As previously mentioned, the different states have their own set of rules as well. If you really want to avoid having a muffler, but still aim to be noise compliant, the easiest place to do it is probably California. Where, if your motorcycle is pre-1970, your decibels can go up to 92, 88 for 1969-1973 models, and 84db’s for models from 1974-1984.

Now engines from back then tend to be louder than the threshold, but there are no laws saying that you can’t swap out the engine for a more modern one. Be warned though, if you swap the engine and want a new exhaust, if the aftermarket exhaust is from 2013 or later, it has to comply with the 80db rule.

Why registrations have gone up for motorcycles

Once again, the number of registrations has increased consistently for over a decade while new sales decreased. A big part of this has to do with the noise laws implemented. Instead of buying new bikes people are opting to refurbish and redo older models instead.

This is primarily due to the cost, but also the feeling of riding which has changed in current years. Motorcyclists tend to be riders for life. So getting the right feeling and the right sound out of your motorcycles is important.

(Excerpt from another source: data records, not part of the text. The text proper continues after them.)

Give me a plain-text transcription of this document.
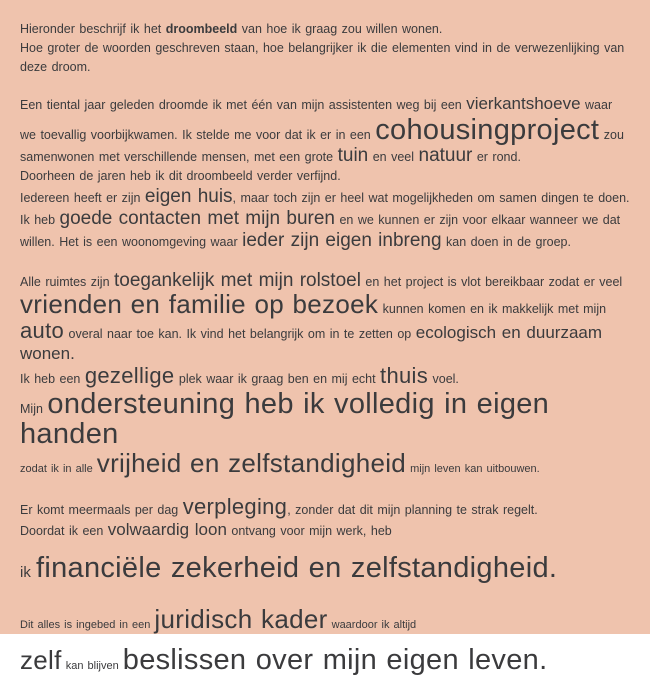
Hieronder beschrijf ik het droombeeld van hoe ik graag zou willen wonen.
Hoe groter de woorden geschreven staan, hoe belangrijker ik die elementen vind in de verwezenlijking van deze droom.

Een tiental jaar geleden droomde ik met één van mijn assistenten weg bij een vierkantshoeve waar we toevallig voorbijkwamen. Ik stelde me voor dat ik er in een cohousingproject zou samenwonen met verschillende mensen, met een grote tuin en veel natuur er rond.
Doorheen de jaren heb ik dit droombeeld verder verfijnd.
Iedereen heeft er zijn eigen huis, maar toch zijn er heel wat mogelijkheden om samen dingen te doen. Ik heb goede contacten met mijn buren en we kunnen er zijn voor elkaar wanneer we dat willen. Het is een woonomgeving waar ieder zijn eigen inbreng kan doen in de groep.

Alle ruimtes zijn toegankelijk met mijn rolstoel en het project is vlot bereikbaar zodat er veel vrienden en familie op bezoek kunnen komen en ik makkelijk met mijn auto overal naar toe kan. Ik vind het belangrijk om in te zetten op ecologisch en duurzaam wonen.
Ik heb een gezellige plek waar ik graag ben en mij echt thuis voel.
Mijn ondersteuning heb ik volledig in eigen handen
zodat ik in alle vrijheid en zelfstandigheid mijn leven kan uitbouwen.

Er komt meermaals per dag verpleging, zonder dat dit mijn planning te strak regelt.
Doordat ik een volwaardig loon ontvang voor mijn werk, heb

ik financiële zekerheid en zelfstandigheid.

Dit alles is ingebed in een juridisch kader waardoor ik altijd
zelf kan blijven beslissen over mijn eigen leven.
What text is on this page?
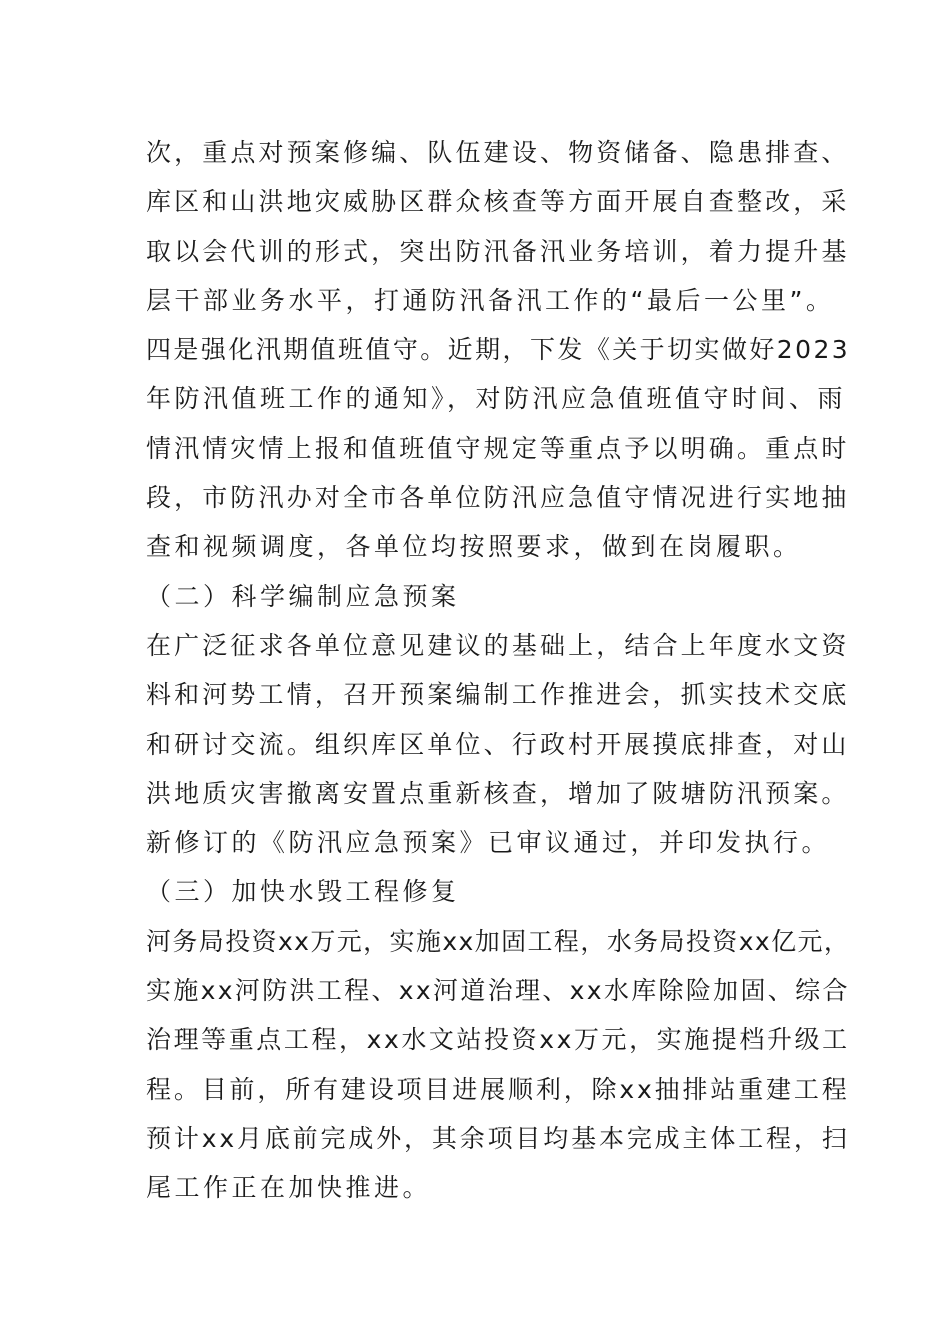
次，重点对预案修编、队伍建设、物资储备、隐患排查、
库区和山洪地灾威胁区群众核查等方面开展自查整改，采
取以会代训的形式，突出防汛备汛业务培训，着力提升基
层干部业务水平，打通防汛备汛工作的“最后一公里”。
四是强化汛期值班值守。近期，下发《关于切实做好2023
年防汛值班工作的通知》，对防汛应急值班值守时间、雨
情汛情灾情上报和值班值守规定等重点予以明确。重点时
段，市防汛办对全市各单位防汛应急值守情况进行实地抽
查和视频调度，各单位均按照要求，做到在岗履职。
（二）科学编制应急预案
在广泛征求各单位意见建议的基础上，结合上年度水文资
料和河势工情，召开预案编制工作推进会，抓实技术交底
和研讨交流。组织库区单位、行政村开展摸底排查，对山
洪地质灾害撤离安置点重新核查，增加了陂塘防汛预案。
新修订的《防汛应急预案》已审议通过，并印发执行。
（三）加快水毁工程修复
河务局投资xx万元，实施xx加固工程，水务局投资xx亿元，
实施xx河防洪工程、xx河道治理、xx水库除险加固、综合
治理等重点工程，xx水文站投资xx万元，实施提档升级工
程。目前，所有建设项目进展顺利，除xx抽排站重建工程
预计xx月底前完成外，其余项目均基本完成主体工程，扫
尾工作正在加快推进。
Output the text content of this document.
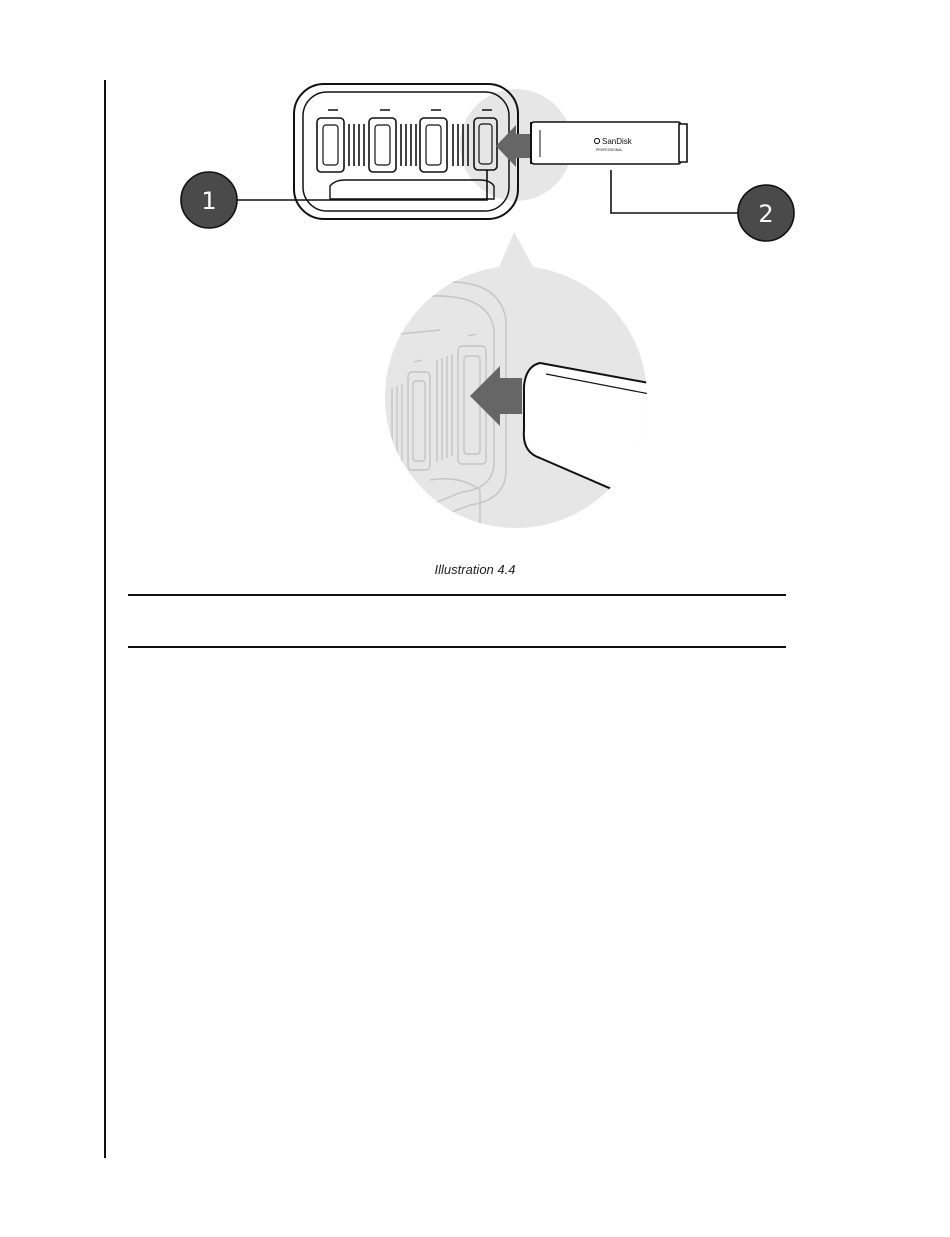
SanDisk
PROFESSIONAL
1	2
Illustration 4.4
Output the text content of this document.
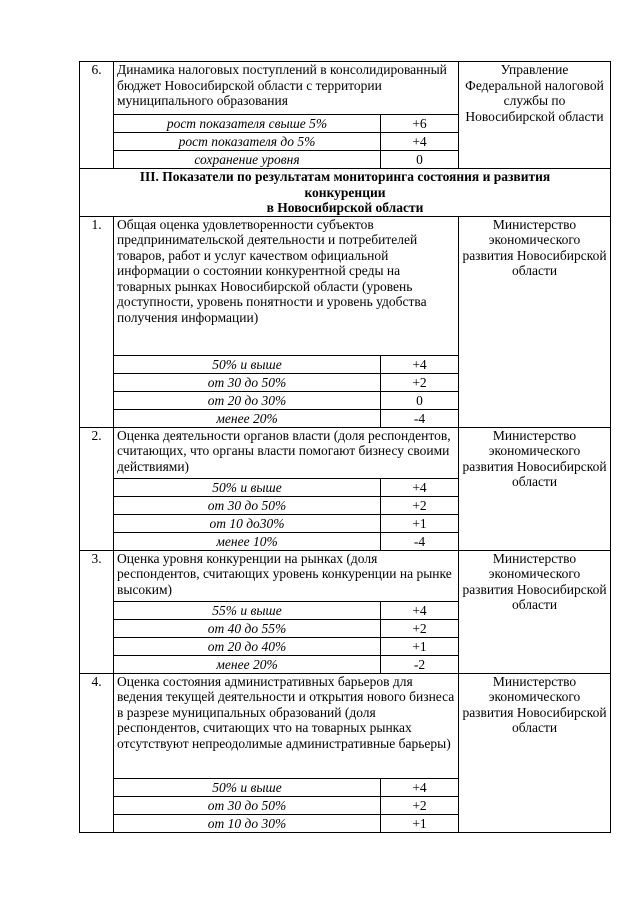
6.	Динамика налоговых поступлений в консолидированный бюджет Новосибирской области с территории муниципального образования		Управление Федеральной налоговой службы по Новосибирской области
	рост показателя свыше 5%	+6	
	рост показателя до 5%	+4	
	сохранение уровня	0	

III. Показатели по результатам мониторинга состояния и развития
конкуренции
в Новосибирской области			

1.	Общая оценка удовлетворенности субъектов предпринимательской деятельности и потребителей товаров, работ и услуг качеством официальной информации о состоянии конкурентной среды на товарных рынках Новосибирской области (уровень доступности, уровень понятности и уровень удобства получения информации)		Министерство экономического развития Новосибирской области
	50% и выше	+4	
	от 30 до 50%	+2	
	от 20 до 30%	0	
	менее 20%	-4	
2.	Оценка деятельности органов власти (доля респондентов, считающих, что органы власти помогают бизнесу своими действиями)		Министерство экономического развития Новосибирской области
	50% и выше	+4	
	от 30 до 50%	+2	
	от 10 до30%	+1	
	менее 10%	-4	
3.	Оценка уровня конкуренции на рынках (доля респондентов, считающих уровень конкуренции на рынке высоким)		Министерство экономического развития Новосибирской области
	55% и выше	+4	
	от 40 до 55%	+2	
	от 20 до 40%	+1	
	менее 20%	-2	
4.	Оценка состояния административных барьеров для ведения текущей деятельности и открытия нового бизнеса в разрезе муниципальных образований (доля респондентов, считающих что на товарных рынках отсутствуют непреодолимые административные барьеры)		Министерство экономического развития Новосибирской области
	50% и выше	+4	
	от 30 до 50%	+2	
	от 10 до 30%	+1	
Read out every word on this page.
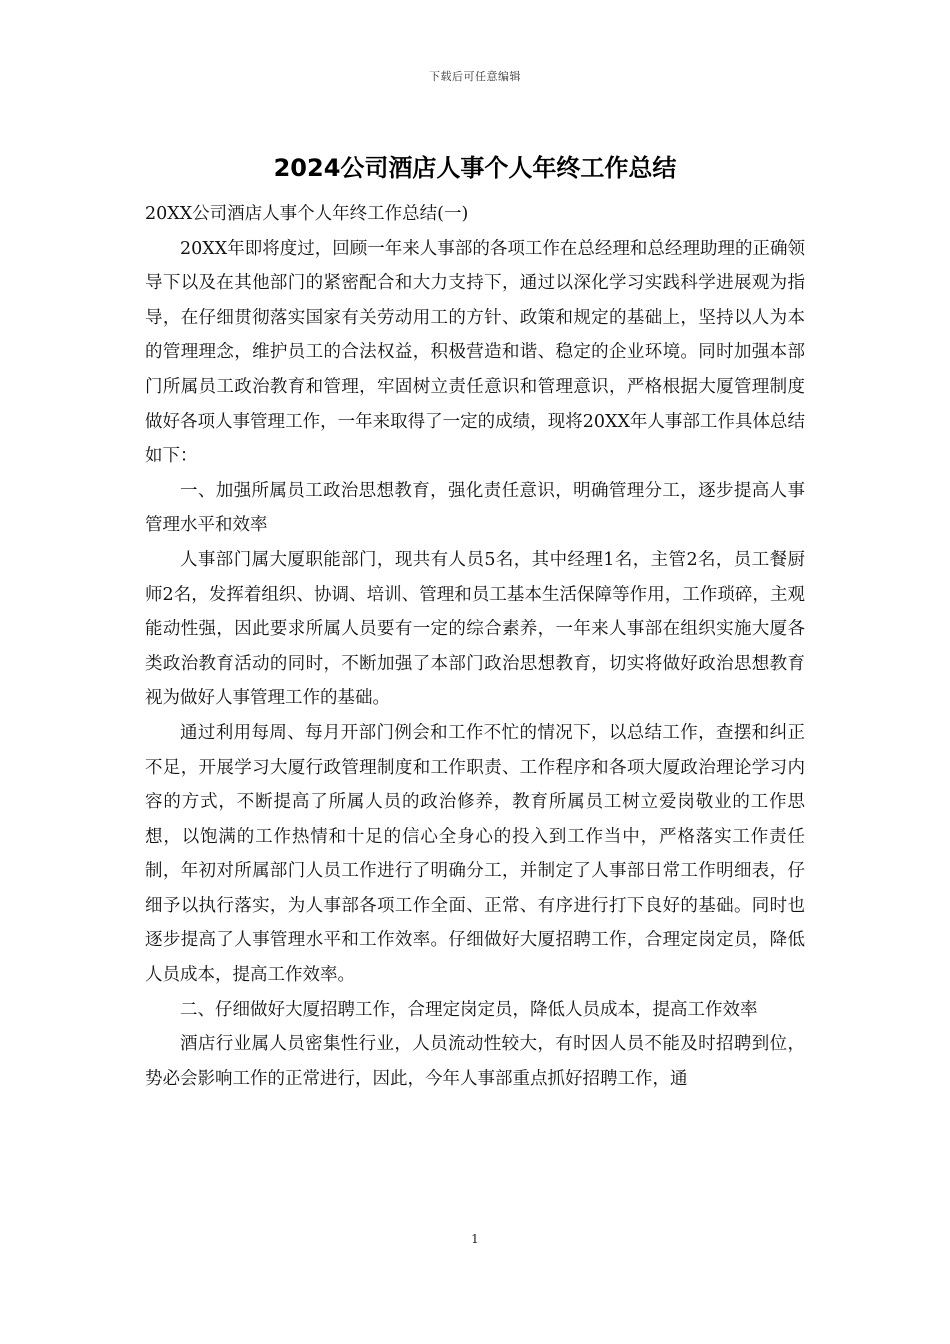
下载后可任意编辑
2024公司酒店人事个人年终工作总结

20XX公司酒店人事个人年终工作总结(一)

20XX年即将度过，回顾一年来人事部的各项工作在总经理和总经理助理的正确领导下以及在其他部门的紧密配合和大力支持下，通过以深化学习实践科学进展观为指导，在仔细贯彻落实国家有关劳动用工的方针、政策和规定的基础上，坚持以人为本的管理理念，维护员工的合法权益，积极营造和谐、稳定的企业环境。同时加强本部门所属员工政治教育和管理，牢固树立责任意识和管理意识，严格根据大厦管理制度做好各项人事管理工作，一年来取得了一定的成绩，现将20XX年人事部工作具体总结如下：

一、加强所属员工政治思想教育，强化责任意识，明确管理分工，逐步提高人事管理水平和效率

人事部门属大厦职能部门，现共有人员5名，其中经理1名，主管2名，员工餐厨师2名，发挥着组织、协调、培训、管理和员工基本生活保障等作用，工作琐碎，主观能动性强，因此要求所属人员要有一定的综合素养，一年来人事部在组织实施大厦各类政治教育活动的同时，不断加强了本部门政治思想教育，切实将做好政治思想教育视为做好人事管理工作的基础。

通过利用每周、每月开部门例会和工作不忙的情况下，以总结工作，查摆和纠正不足，开展学习大厦行政管理制度和工作职责、工作程序和各项大厦政治理论学习内容的方式，不断提高了所属人员的政治修养，教育所属员工树立爱岗敬业的工作思想，以饱满的工作热情和十足的信心全身心的投入到工作当中，严格落实工作责任制，年初对所属部门人员工作进行了明确分工，并制定了人事部日常工作明细表，仔细予以执行落实，为人事部各项工作全面、正常、有序进行打下良好的基础。同时也逐步提高了人事管理水平和工作效率。仔细做好大厦招聘工作，合理定岗定员，降低人员成本，提高工作效率。

二、仔细做好大厦招聘工作，合理定岗定员，降低人员成本，提高工作效率

酒店行业属人员密集性行业，人员流动性较大，有时因人员不能及时招聘到位，势必会影响工作的正常进行，因此，今年人事部重点抓好招聘工作，通

1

There has also been an addition of electric motorcycles into the market which are homemade quite often. These bikes obviously don’t need mufflers as they don’t use combustion engines.

How companies have adjusted for the future

The largest U.S. motorcycle company, Harley-Davidson, has made some key adjustments to their new motorcycles to try to gain traction with those that like their bikes with a distinct sound. This came in the way of designing and implementing a unique sound to their engine, thanks to a hard-working team of sound engineers.

Overall though, Harley-Davidson, like many other motorcycle companies, have changed their tactics to now focus on electric bikes, which are, by default, noise compliant. That being said, some companies, including Harley-Davidson, have been looking or are already implementing artificial engine sounds into electric bikes to maximize rider satisfaction. A statistic motorcycle companies pride themselves on.